Furthermore, ATP protects against malicious hyperlinks embedded in email messages. So, even though company education might make employees aware to not open links sent to them from people they do not know, not everyone will do this and avoid phishing attacks. ATP either automatically rewrites the links to be safe or the system takes users to a warning page before allowing them to access the link.
“To be truly effective, ATP must form part of an ongoing review and assessment of the cybersecurity policies of the organisation. Even though it automates many elements around data protection, ATP is not bulletproof. Machine learning and deep analysis offer protection against sophisticated attacks. Still, if the solutions are not implemented properly and tie into continual user training, it will count for nothing,” says Reddy.
ATP significantly reduces the attack surface of businesses. This eliminates risky or even unnecessary attack vectors and restricts dangerous code from running. For example, if a company relies on the Internet of Things and has several connected devices feeding data back to the business, ATP can stop any malicious attacks that compromise the end devices from permeating through the network.

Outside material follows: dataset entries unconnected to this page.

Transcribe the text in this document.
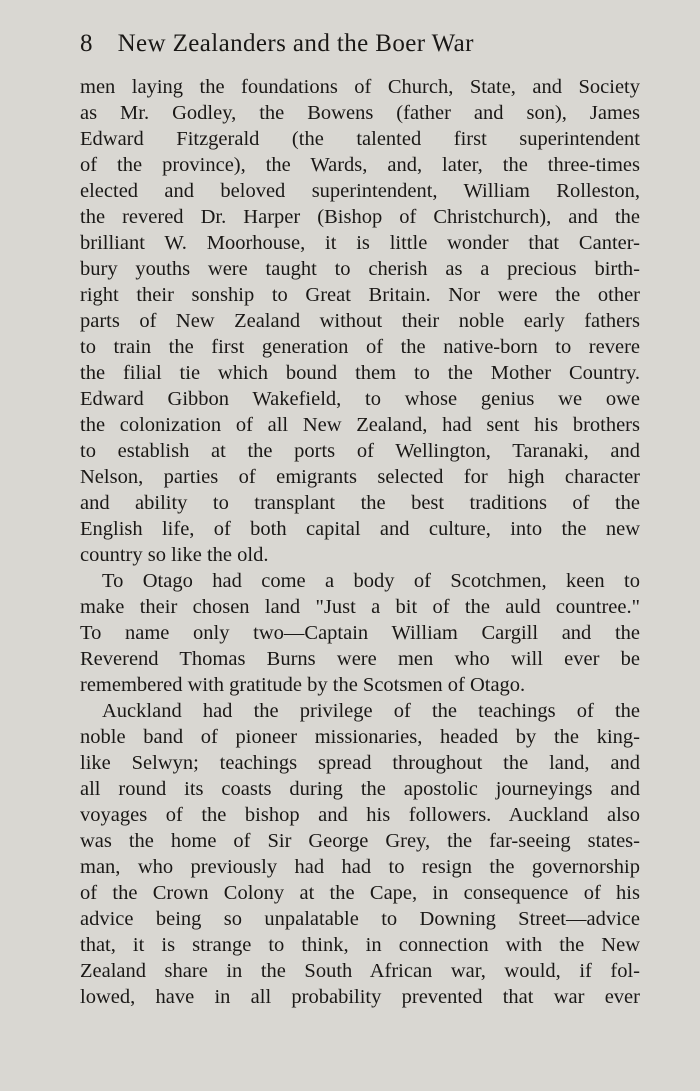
8 New Zealanders and the Boer War
men laying the foundations of Church, State, and Society
as Mr. Godley, the Bowens (father and son), James
Edward Fitzgerald (the talented first superintendent
of the province), the Wards, and, later, the three-times
elected and beloved superintendent, William Rolleston,
the revered Dr. Harper (Bishop of Christchurch), and the
brilliant W. Moorhouse, it is little wonder that Canter-
bury youths were taught to cherish as a precious birth-
right their sonship to Great Britain. Nor were the other
parts of New Zealand without their noble early fathers
to train the first generation of the native-born to revere
the filial tie which bound them to the Mother Country.
Edward Gibbon Wakefield, to whose genius we owe
the colonization of all New Zealand, had sent his brothers
to establish at the ports of Wellington, Taranaki, and
Nelson, parties of emigrants selected for high character
and ability to transplant the best traditions of the
English life, of both capital and culture, into the new
country so like the old.
To Otago had come a body of Scotchmen, keen to
make their chosen land "Just a bit of the auld countree."
To name only two—Captain William Cargill and the
Reverend Thomas Burns were men who will ever be
remembered with gratitude by the Scotsmen of Otago.
Auckland had the privilege of the teachings of the
noble band of pioneer missionaries, headed by the king-
like Selwyn; teachings spread throughout the land, and
all round its coasts during the apostolic journeyings and
voyages of the bishop and his followers. Auckland also
was the home of Sir George Grey, the far-seeing states-
man, who previously had had to resign the governorship
of the Crown Colony at the Cape, in consequence of his
advice being so unpalatable to Downing Street—advice
that, it is strange to think, in connection with the New
Zealand share in the South African war, would, if fol-
lowed, have in all probability prevented that war ever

“We live at a time where next-generation protection will become part of standard operating procedure. This offers real-time, behaviour-based protection using AI and deep analysis to block a myriad of threats. Management must be willing to take the next step and embrace these solutions to better protect themselves against the increasingly sophisticated risks inherent to being connected round the clock. It simply requires making the decision to shore up cybersecurity further and become more sophisticated in the process,” concludes Hill.